You want to initialize an \(N \times M\) array in jax. You already have a routine for computing the desired value at index (i,j). Normally you might use a nested for-loop like so:

import jax
import jax.numpy as jnp

N,M = 8,5  # Or whatever

def f(i,j):
    return 2**i + 3**j  # For example

ary = jnp.zeros((N,M))
for i in range(N):
    for j in range(M):
        ary[i,j] = f(i,j)

Alas, jax.jit will see only the unrolled loop, so compilation is guaranteed to be horrendously slow.

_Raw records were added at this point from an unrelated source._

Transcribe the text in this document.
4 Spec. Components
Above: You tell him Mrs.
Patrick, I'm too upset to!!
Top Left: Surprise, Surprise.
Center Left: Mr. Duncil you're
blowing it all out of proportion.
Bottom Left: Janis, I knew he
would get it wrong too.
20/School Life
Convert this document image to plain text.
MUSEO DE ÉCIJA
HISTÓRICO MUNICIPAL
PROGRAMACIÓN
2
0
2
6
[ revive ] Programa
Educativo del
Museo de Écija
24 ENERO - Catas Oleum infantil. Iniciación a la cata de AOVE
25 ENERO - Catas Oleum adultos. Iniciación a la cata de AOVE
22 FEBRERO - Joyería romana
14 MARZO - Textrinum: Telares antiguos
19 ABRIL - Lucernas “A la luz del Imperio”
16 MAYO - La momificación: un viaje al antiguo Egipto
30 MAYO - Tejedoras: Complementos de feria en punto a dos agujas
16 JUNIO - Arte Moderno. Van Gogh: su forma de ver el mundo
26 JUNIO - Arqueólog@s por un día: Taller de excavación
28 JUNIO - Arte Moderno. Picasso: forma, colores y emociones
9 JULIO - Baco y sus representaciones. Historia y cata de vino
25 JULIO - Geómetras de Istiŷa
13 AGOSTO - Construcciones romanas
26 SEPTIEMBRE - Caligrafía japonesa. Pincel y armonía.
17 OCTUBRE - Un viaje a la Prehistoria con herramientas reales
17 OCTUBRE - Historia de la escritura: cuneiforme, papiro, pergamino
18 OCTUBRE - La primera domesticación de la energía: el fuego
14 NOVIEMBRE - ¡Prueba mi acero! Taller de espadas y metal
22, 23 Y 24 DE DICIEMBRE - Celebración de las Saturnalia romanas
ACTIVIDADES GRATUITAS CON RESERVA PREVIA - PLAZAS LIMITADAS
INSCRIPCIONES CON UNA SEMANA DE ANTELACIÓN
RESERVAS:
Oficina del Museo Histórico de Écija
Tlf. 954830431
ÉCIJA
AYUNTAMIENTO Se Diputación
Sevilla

As usual, the loops may be profitably replaced with calls to jnp.vectorize. But jnp.vectorize(f) expects to be called on two arrays. They can be generated by jnp.indices, which takes a desired shape, and outputs arrays listing their own indices. As an example, after a call a,b = jnp.indices((3,5)), a is an array of shape (3,5) obeying a[i,j]==i, and b is an array of shape (3,5) obeying a[i,j]==j.

Putting it all together (as a one-liner):

import jax
import jax.numpy as jnp

N,M = 8,5  # Or whatever

def f(i,j):
    return 2**i + 3**j  # For example

ary = jnp.vectorize(f)(*jnp.indices((N,M)))

Links for January 2023

Musings from China on expert failure.

There is much qualitative evidence for “democratic backsliding” around the world, but quantitative evidence is harder to come by, even when you’re looking:

The simplest explanation is that recent declines in average democracy scores are driven by changes in coder bias.

Cyanide, famously, smells like almonds. Doesn’t that seem strange? Well, it turns out it’s not true; or at least, if you say to yourself “cyanide smells like almonds”, you are probably making your mental model of the world worse.